While a resume is used to apply for regular jobs across most industries, a CV is usually used to apply for academic and research positions, grants, fellowships, and certain types of government jobs.
The three main resume types are the chronological, functional, and combination resume. Each of them differs in format and the right one for you will depend on your career background, goals, and the specific job you’re applying for.
The chronological resume emphasizes your professional experience with an extensive reverse-chronological work history section. It’s best for job seekers who’ve followed a clear and consistent career path and have many years of experience behind them.
The functional resume, on the other hand, is better suited to recent graduates with no work experience, career changers, and those with long gaps between jobs.

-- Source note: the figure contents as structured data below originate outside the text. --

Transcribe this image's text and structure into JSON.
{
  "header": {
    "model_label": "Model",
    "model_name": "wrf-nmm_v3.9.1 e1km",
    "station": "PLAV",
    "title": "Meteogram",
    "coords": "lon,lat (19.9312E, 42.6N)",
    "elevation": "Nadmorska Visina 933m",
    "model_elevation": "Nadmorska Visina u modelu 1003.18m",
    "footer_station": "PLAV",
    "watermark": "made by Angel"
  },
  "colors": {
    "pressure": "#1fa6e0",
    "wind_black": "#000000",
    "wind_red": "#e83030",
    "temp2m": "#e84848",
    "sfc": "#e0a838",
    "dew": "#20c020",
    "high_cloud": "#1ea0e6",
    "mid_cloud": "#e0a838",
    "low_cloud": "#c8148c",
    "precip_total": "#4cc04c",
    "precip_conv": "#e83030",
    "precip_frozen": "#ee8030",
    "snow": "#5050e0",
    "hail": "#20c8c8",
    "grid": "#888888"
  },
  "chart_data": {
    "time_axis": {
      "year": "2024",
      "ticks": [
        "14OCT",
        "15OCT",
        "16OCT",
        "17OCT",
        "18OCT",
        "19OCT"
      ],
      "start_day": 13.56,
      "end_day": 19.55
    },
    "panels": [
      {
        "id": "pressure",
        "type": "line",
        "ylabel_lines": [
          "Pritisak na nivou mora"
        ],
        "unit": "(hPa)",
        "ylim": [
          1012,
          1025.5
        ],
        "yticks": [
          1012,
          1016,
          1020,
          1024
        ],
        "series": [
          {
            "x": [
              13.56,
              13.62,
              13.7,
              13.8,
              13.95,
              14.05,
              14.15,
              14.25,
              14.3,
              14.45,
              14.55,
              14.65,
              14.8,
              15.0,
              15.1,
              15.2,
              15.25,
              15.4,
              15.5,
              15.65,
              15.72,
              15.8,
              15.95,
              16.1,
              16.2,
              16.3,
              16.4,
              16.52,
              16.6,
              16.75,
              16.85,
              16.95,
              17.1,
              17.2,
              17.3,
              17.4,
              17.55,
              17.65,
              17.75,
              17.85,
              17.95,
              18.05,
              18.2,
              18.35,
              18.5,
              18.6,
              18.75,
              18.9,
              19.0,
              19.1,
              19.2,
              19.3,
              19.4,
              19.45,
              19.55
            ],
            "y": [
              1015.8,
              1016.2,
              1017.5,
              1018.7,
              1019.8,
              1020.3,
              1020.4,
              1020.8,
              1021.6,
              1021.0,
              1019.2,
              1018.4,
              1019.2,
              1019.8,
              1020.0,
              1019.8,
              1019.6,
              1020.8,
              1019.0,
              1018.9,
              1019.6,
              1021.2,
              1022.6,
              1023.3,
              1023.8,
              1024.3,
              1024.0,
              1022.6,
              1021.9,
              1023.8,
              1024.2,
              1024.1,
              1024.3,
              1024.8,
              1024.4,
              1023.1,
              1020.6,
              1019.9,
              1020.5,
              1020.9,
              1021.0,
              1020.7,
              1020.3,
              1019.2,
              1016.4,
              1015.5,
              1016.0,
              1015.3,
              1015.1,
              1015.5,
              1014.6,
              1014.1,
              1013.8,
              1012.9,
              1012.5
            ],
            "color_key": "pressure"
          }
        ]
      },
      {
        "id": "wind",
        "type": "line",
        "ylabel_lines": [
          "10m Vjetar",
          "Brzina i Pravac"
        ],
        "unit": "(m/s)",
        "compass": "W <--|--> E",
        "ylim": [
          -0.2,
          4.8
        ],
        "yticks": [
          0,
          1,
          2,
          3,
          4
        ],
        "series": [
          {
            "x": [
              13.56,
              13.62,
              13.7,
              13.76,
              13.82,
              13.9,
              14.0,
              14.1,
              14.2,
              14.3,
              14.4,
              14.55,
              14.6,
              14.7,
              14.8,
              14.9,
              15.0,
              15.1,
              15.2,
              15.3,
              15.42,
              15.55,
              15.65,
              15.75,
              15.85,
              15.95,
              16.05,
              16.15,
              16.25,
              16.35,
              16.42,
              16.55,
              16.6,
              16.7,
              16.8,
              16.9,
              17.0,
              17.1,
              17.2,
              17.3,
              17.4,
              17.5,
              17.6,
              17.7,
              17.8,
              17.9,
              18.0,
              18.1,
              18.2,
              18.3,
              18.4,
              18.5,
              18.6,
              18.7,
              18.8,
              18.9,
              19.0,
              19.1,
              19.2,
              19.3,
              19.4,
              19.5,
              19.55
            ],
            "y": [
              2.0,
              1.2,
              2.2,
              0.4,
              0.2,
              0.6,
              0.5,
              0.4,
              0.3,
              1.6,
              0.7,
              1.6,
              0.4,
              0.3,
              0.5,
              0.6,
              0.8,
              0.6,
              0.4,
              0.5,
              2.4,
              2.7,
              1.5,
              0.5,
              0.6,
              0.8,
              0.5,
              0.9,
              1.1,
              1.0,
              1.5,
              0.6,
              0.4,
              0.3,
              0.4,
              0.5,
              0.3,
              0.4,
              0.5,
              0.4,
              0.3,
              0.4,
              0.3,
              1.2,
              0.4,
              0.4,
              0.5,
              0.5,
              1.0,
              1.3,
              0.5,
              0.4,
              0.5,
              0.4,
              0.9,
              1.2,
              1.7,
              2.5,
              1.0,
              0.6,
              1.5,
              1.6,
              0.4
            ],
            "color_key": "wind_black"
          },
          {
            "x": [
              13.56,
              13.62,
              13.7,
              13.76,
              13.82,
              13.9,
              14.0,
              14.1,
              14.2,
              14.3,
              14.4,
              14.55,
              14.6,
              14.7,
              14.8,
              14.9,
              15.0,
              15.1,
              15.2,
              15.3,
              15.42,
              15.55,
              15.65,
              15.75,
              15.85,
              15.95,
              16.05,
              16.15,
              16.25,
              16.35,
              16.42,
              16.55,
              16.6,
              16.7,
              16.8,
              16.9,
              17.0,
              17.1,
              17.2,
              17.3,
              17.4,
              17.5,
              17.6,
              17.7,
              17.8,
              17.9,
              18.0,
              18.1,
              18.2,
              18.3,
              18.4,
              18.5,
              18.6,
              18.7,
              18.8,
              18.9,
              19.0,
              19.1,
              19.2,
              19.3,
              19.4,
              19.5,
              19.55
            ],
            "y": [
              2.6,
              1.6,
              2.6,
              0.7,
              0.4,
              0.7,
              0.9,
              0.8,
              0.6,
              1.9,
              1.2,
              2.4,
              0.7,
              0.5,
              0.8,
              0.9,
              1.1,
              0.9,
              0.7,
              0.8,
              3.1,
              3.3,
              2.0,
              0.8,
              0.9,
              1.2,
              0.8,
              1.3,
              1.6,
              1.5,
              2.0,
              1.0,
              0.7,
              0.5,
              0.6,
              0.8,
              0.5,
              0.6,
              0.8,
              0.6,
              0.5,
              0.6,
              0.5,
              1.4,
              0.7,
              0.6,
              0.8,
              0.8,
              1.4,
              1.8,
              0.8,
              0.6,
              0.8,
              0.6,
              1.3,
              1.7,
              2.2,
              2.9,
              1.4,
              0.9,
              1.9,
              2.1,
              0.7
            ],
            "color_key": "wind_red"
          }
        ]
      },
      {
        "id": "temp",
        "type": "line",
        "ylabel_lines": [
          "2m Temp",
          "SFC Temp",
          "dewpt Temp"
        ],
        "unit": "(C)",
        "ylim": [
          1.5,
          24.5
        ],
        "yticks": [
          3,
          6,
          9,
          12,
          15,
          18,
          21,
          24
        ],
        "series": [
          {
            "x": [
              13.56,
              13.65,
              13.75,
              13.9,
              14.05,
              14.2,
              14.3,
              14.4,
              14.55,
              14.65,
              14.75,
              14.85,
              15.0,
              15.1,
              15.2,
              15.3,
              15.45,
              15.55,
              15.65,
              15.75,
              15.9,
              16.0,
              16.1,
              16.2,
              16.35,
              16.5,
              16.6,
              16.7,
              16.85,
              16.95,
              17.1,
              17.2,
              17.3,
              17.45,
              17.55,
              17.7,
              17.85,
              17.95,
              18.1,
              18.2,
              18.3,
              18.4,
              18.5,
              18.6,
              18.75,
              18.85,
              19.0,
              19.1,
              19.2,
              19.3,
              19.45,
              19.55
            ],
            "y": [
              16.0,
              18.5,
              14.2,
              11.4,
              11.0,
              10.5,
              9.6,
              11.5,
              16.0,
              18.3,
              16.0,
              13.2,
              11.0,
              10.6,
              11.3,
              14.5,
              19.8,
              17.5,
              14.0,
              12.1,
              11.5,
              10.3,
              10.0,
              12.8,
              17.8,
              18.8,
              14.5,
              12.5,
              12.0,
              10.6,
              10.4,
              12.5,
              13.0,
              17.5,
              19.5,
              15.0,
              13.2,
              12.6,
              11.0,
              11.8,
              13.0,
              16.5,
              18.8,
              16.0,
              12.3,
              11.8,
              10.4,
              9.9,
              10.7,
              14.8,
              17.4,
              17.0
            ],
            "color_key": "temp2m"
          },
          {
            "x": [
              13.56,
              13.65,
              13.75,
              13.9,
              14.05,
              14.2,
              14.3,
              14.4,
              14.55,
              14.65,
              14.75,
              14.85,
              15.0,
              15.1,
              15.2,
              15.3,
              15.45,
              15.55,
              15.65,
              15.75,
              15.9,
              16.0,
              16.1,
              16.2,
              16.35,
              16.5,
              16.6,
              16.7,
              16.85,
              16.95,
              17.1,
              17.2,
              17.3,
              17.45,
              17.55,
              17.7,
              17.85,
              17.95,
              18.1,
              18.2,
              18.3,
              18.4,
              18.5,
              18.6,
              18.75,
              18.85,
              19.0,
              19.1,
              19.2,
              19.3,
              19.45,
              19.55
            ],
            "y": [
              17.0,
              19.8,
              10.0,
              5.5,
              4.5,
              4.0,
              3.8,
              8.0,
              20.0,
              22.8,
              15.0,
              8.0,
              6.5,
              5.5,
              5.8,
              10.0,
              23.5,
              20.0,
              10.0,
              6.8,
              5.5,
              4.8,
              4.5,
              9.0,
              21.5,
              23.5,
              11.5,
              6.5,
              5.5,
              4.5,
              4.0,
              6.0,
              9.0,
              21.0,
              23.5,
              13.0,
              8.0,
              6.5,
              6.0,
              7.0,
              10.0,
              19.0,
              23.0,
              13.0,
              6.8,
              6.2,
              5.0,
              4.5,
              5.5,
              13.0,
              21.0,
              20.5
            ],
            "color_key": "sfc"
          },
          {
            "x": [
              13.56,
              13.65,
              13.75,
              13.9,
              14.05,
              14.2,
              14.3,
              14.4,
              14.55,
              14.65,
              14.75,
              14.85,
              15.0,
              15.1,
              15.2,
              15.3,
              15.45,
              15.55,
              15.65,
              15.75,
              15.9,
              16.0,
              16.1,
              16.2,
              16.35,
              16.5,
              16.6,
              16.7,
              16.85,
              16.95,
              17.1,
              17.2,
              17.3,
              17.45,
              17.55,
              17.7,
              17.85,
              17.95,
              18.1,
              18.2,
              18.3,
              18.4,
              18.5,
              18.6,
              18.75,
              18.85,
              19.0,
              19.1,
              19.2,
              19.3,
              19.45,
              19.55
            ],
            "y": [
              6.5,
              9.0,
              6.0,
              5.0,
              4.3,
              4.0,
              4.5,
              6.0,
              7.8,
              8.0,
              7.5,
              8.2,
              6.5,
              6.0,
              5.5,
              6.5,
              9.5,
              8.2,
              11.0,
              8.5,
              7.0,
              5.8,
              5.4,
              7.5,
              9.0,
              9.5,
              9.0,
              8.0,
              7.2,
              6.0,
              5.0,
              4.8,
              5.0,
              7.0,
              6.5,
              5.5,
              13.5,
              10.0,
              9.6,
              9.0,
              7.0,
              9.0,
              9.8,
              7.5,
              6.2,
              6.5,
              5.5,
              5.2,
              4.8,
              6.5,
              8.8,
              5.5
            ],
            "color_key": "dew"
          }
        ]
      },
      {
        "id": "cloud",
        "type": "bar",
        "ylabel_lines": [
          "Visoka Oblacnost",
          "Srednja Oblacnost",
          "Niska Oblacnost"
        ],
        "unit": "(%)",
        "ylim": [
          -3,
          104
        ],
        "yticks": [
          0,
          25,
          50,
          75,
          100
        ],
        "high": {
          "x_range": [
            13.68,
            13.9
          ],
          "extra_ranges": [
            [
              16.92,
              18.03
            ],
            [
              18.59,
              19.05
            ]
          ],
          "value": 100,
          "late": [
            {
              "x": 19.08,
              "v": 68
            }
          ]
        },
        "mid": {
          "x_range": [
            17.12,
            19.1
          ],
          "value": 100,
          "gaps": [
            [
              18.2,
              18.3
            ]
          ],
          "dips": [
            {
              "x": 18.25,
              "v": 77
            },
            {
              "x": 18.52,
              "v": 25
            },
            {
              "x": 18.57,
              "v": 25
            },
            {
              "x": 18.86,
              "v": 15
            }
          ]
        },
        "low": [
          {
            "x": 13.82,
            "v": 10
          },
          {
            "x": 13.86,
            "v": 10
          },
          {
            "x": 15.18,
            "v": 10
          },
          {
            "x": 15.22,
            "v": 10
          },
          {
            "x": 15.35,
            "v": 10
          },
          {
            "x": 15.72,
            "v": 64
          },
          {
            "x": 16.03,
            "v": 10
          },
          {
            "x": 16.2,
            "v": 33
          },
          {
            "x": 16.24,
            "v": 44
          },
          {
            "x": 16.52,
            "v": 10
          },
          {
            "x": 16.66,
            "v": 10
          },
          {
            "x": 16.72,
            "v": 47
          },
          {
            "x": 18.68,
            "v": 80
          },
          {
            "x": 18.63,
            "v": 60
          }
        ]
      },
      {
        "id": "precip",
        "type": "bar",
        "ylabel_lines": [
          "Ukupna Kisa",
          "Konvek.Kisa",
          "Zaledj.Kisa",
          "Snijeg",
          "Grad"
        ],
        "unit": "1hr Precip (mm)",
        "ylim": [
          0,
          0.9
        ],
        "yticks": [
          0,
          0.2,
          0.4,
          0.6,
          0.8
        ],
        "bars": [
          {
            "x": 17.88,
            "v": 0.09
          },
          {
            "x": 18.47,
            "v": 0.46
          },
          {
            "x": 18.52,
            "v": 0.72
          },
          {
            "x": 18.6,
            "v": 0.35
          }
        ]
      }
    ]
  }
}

This format puts the spotlight on an applicant’s relevant skills while distracting from a sparse or inconsistent work history.
Finally, the combination resume brings together bits from both the chronological and the functional formats, giving equal focus to work experience and skills. It’s a great option for well-rounded professionals who have some experience and also want to show off impressive professional competencies and transferable skills.
To learn more about these three formats, see the section on resume types higher up on this page.
A good resume is concise, well-structured, and customized for the position in question. It includes only relevant information and incorporates keywords from the job description to align your qualifications with the employer’s specific needs.
The best resumes start with a strong and persuasive opening (summary or objective statement) and highlight accomplishments using numbers and metrics. They also use a clean, professional layout, an easy-to-read font, proper spacing, and consistent formatting.
The standard length of a resume is one page. That said, if you are a seasoned professional with a long and eventful career behind you, it’s acceptable to spill over to two or even three pages. The rule of thumb is to add one page for every 10 years of work experience. It’s still always important to be as concise as possible.